Ketua Perhimpunan Bank Perkreditan Rakyat Indonesia (Perbarindo) Joko Suryanto mengatakan, perubahan kepanjangan BPR tersebut sangat perlu dilakukan, lantaran masyarakat mengira bahwa BPR hanya sebatas memberikan pinjaman. Sehingga, untuk menghimpun dana masyarakat, BPR cenderung mengalami kesulitan. Padahal lebih dari itu, BPR juga menghimpun dana dari masyarakat berupa tabungan, hingga deposito berjangka, seperti lazimnya bank di tanah air.
"Dengan kata-kata perekonomian, paling tidak mendapatkan pengakuan de fac to dari masyarakat," terang Joko saat rapat dengar pendapat umum panitia kerja RUU Perbankan, di Komisi XI DPR, Kamis (4/10).
Apalagi, berdasarkan rancangan regulasi perbankan yang baru, BPR akan memiliki kegiatan usaha secara konvensional, meski tidak memberikan jasa dalam lalu lintas pembayaran secara langsung. "Usulan ini sudah mendapatkan signal baik dari anggota Dewan. Memang hanya sekadar nama, namun ini mempegaruhi bisnis. RUU Perbankan lebih banyak mengakomodasi peran BPR di masa depan," paparnya.

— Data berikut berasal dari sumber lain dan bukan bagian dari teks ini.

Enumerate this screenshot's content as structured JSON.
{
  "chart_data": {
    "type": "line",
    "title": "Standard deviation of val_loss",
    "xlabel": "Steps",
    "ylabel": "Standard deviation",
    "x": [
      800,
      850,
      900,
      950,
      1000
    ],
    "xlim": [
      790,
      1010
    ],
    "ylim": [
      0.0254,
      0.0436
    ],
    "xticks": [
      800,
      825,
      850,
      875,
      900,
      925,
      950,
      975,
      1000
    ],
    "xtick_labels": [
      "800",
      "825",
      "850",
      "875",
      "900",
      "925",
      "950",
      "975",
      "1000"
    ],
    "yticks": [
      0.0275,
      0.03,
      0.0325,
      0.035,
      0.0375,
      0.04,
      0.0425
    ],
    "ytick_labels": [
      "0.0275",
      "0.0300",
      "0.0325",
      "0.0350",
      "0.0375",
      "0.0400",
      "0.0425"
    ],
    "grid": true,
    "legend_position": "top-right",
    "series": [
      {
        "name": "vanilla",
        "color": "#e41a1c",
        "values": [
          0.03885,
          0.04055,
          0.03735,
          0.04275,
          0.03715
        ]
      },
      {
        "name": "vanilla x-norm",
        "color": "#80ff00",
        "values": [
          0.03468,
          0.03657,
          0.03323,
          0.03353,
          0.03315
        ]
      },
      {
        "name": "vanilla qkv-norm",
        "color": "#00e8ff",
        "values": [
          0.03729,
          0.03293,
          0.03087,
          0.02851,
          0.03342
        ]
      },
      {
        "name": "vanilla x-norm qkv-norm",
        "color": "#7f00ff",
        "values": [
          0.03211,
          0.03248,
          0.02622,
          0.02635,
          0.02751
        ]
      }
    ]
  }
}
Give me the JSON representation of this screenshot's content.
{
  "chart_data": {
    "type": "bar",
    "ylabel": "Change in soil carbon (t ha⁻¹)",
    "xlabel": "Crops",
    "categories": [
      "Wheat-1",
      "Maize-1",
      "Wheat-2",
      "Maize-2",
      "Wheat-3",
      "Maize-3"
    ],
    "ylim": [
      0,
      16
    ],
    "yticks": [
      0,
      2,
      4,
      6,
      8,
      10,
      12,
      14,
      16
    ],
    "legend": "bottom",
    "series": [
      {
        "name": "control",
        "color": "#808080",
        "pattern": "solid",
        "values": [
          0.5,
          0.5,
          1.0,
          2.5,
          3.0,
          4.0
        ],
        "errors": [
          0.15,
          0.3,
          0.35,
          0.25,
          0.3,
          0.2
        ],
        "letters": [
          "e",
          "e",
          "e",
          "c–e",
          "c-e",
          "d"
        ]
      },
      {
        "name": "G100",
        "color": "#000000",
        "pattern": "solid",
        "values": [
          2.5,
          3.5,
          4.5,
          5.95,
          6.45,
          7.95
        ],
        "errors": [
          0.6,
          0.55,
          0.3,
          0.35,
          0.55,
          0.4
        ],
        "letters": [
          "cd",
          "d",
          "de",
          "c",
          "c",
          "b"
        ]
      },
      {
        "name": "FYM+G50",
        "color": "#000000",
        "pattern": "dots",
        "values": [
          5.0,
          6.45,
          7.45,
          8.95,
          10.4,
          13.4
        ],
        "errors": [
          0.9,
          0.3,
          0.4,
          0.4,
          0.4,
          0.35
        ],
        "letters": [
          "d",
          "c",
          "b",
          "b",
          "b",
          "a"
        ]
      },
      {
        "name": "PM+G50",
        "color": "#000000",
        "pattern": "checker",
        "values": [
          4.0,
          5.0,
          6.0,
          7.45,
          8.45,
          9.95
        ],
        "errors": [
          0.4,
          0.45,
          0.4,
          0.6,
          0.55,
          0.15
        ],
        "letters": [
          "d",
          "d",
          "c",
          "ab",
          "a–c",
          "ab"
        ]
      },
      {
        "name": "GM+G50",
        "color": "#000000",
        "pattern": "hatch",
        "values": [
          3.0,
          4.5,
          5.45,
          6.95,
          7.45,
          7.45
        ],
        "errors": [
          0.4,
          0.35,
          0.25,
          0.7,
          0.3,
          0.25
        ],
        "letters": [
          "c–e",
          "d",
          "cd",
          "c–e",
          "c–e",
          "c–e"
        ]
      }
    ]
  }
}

Tak hanya soal nama, Joko memaparkan, selama ini peran BPR terasingkan dibanding sektor perbankan lainnya, khususnya bank umum. Ketika ruang gerak BPR dibatasi UU, di sisi lain, perbankan umum justru dibolehkan membuat produk-produk perbankan untuk menyasar segmen yang sama dengan BPR. "Selain itu, meski di dalam UU memang BPR diakui, namun kalau untuk upaya pengembangan, misalnya kerjasama dengan bank umum, BPR tidak diberi peran. Itu yang membuat perkembangan BPR tidak cukup pesat," jelasnya.
"Meski kompetisi sangat ketat dan market share BPR sangat kecil dibandingkan bank umum, Joko memproyeksi pertumbuhan BPR cukup cerah. Hal ini terlihat dari catatan pertumbuhan aset BPR yang terus meningkat. Hingga periode Agustus 2012, aset BPR secara nasional tumbuh 21,11 persen, dibandingkan periode yang sama tahun lalu (year on year/yoy). Aset BPR hingga Agustus 2012 sebesar Rp 61,78 miliar, atau naik dari Rp 51,01 miliar pada Agustus 2011 silam. "Dilihat dari keseluruhan aset BPR, penguasaan kami hanya kurang dari 3 persen," terangnya.
Ke depan, BPR lebih memiliki komitmen kuat untuk penyaluran kredit pada sektor UMKM. Penyaluran kredit BPR konvensional terus meningkat 20,68 persen, dari Rp 39,73 triliun pada Agustus 2011, menjadi RP 47,947 miliar pada Agustus 2012. Ini artinya, loan to deposit ratio (LDR) dari industri BPR mencapai 83,63 persen per Agustus 2012. Posisi tersebut jauh lebih besar dibandingkan LDR pada 2011 yang hanya 78,54 persen. "Komitmen kami adalah menyalurkan pembiayaan UMKM. Karena karakteristik BPR adalah melakukan pelayanan yang sederhana dan cepat," tuturnya."(gal)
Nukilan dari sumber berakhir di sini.